- Education: BSc Mokpo National University PhD Seoul National University
- Awards: KOPRI Medal (2005 & 2010) Ministerial Award of Land Transport and Maritime Affairs (2012)
- Scientific career
- Workplaces: Korean Polar Research Institute (KOPRI)

Korean name
- Hangul: 김지희
- RR: Gim Jihui
- MR: Kim Chihŭi

= Ji Hee Kim =

South Korean Antarctic scientist

Ji Hee Kim is a South Korean Antarctic researcher, best known for being the Principal Investigator for comprehensive environmental monitoring and construction of the long term environmental database at South Korea's King Sejong Station.

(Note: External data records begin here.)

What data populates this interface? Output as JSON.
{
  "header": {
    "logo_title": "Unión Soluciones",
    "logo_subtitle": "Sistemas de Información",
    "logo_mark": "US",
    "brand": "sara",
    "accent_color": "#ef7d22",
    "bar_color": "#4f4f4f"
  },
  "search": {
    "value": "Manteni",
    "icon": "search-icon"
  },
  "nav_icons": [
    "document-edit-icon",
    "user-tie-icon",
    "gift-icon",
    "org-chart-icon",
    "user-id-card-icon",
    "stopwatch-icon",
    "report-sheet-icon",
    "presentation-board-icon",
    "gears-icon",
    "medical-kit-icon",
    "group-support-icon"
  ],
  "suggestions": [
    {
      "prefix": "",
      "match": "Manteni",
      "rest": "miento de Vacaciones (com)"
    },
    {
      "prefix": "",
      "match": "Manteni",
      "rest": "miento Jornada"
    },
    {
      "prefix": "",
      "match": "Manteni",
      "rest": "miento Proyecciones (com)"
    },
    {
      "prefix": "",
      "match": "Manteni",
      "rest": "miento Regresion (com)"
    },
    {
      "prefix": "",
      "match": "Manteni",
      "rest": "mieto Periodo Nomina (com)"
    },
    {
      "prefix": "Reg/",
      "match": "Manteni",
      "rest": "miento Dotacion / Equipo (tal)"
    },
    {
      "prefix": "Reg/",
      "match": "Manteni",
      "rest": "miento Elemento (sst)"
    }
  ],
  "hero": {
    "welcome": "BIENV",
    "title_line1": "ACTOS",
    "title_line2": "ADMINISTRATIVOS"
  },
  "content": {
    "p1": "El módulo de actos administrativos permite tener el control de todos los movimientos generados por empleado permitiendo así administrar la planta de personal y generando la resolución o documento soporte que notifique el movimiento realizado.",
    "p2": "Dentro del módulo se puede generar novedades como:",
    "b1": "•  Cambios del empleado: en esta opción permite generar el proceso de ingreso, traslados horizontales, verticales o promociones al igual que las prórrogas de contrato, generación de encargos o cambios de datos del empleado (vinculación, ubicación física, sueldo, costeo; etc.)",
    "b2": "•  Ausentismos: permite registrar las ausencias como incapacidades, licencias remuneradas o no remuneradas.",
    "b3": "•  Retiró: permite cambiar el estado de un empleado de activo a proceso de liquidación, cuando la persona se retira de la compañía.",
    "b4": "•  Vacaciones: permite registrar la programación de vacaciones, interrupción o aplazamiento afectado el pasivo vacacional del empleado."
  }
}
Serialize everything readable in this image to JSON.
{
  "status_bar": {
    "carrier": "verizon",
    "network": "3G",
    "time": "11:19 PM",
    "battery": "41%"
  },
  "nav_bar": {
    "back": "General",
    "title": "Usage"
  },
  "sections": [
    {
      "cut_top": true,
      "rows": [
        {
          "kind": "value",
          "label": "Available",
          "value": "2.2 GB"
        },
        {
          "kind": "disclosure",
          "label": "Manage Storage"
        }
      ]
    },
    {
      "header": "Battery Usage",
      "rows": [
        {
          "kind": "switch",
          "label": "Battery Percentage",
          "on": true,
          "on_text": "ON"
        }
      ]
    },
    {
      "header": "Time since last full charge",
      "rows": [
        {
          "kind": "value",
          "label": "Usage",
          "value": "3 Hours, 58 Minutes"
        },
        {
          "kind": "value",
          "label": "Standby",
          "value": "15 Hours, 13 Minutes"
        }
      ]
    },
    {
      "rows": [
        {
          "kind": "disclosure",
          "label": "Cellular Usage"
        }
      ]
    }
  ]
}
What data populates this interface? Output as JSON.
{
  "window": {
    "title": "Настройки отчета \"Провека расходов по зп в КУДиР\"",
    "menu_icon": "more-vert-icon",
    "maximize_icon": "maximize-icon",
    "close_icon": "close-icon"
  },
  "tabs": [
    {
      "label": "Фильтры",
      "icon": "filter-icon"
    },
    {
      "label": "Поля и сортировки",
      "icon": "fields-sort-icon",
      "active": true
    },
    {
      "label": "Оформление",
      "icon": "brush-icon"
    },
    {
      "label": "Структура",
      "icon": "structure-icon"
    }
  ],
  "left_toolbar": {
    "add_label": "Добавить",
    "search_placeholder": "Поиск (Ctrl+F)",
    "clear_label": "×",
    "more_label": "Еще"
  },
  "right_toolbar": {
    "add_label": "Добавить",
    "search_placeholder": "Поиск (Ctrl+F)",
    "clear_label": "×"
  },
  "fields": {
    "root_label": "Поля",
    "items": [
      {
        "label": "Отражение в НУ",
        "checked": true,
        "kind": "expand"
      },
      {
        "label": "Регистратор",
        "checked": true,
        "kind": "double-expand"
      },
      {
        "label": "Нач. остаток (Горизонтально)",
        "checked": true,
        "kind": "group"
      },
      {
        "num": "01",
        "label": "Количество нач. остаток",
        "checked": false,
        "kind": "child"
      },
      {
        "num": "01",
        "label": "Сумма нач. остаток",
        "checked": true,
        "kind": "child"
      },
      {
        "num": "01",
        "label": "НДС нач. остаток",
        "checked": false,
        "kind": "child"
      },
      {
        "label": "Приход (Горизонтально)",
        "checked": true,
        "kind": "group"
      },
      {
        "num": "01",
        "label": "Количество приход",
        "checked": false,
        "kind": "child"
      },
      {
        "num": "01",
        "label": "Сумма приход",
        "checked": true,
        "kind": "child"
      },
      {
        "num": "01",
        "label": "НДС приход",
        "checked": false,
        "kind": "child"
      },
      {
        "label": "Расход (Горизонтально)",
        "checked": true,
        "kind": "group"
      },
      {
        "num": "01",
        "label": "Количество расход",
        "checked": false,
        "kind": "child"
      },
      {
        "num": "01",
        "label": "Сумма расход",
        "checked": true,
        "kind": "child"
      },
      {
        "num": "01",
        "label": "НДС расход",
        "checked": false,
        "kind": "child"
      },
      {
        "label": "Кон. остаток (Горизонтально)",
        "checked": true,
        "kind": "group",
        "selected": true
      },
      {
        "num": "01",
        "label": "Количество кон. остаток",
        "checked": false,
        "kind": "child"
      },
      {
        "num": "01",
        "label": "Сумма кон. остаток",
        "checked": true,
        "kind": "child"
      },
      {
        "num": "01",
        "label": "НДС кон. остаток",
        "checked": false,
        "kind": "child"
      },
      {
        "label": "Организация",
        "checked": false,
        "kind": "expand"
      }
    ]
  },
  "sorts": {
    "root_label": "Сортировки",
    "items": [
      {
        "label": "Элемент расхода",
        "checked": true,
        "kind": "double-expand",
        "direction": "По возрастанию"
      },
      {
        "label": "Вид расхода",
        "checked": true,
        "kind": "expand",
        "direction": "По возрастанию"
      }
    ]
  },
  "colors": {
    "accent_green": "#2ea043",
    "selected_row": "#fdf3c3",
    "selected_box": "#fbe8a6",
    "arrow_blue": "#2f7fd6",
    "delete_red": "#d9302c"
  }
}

==Early life and education==
Kim received her BSc in biology at Mokpo National University in 1991 and her MSc in biology at Seoul National University in 1993, and a PhD at the same university in 2000. She started her research work at the Korea Polar Research Institute (KOPRI) in 1998 before she completed her PhD. She has been a key member of the polar ecology laboratory at KOPRI.

==Career and impact==
Kim has led many projects at KOPRI, particularly after the construction of Jang Bogo Station, South Korea's second Antarctic research station. Kim was a key member of the expedition team searching for the proper site and later Principal Investigator for the preparation for the Comprehensive Environmental Evaluation. She is the Principal Investigator for comprehensive environmental monitoring and construction of a long term environmental database in the King Sejong Station.

==Awards and honours==
Kim was awarded a KOPRI medal in 2005 and 2010. She was also awarded the Ministerial Award of Land Transport and Maritime Affairs in 2012.

== Selected works ==
- Y-J Jung, Y M Lee, K Baek, C Y Hwang, Y Cho, S G Hong, J H Kim, H K Lee 2015. Algibacter psychrophilus sp. nov., a psychrophilic bacterium isolated from marine sediment. International Journal of Systematic and Evolutionary Microbiology 65(6) 1735-1740.
- K Baek, Y M Lee, C Y Hwang, H Park, Y-J Jung, M-K Kim, S G Hong, J H Kim, H K Lee. 2015. Psychroserpens janbogonensis sp. nov., apsychrophilic bacterium isolated from Antarctic marine sediment. International Journal of Systematic and Evolutionary Microbiology. 65(1): 183-188.
- M Kim, A Cho, H S Lim, S G Hong, J H Kim, J Lee, T Choi, T S Ahn, O-S Kim. 2015. Highly heterogeneous soil bacterial communities around Terra Nova Bay of Northern Victoria Land, Antarctica. PLoS ONE
- J.H. Kim, M.D. Guiry, J.-H. Ok, H. Chung, H.-G. Choi. 2008. Phylogenetic relationships within the tribe Janieae (Corallinales, Rhodophyta) based on molecular and morphological data: A reappraisal of Jania. Journal of Phycology Vol. 43. 1310-1319.
- J.H. Kim, I.-Y. Ahn, K.S. Lee, H. Chung, H.-G. Choi. 2007. Vegetation of Barton Peninsula in the neighbourhood of King Sejong Station (King George Island, maritime Antarctic). Polar Biology 30, 903-916.
- H.W. Seo, J.Y. Kee, Y.E. Park, S.-H. Kang, H. Chung, & J.H. Kim. 2006. Multiple Shoot Induction from Radicle-derived Callus and in Vitro propagation of Silene Acaulis Subsp. arctica. Plant Biotechnology society. 33(4), 303-307.
- J.H. Kim et al. 2006. Lichen flora around the Korean Antarctic scientific station, King George Island, Antarctic. Microbiology. Vol. 30, 903-916.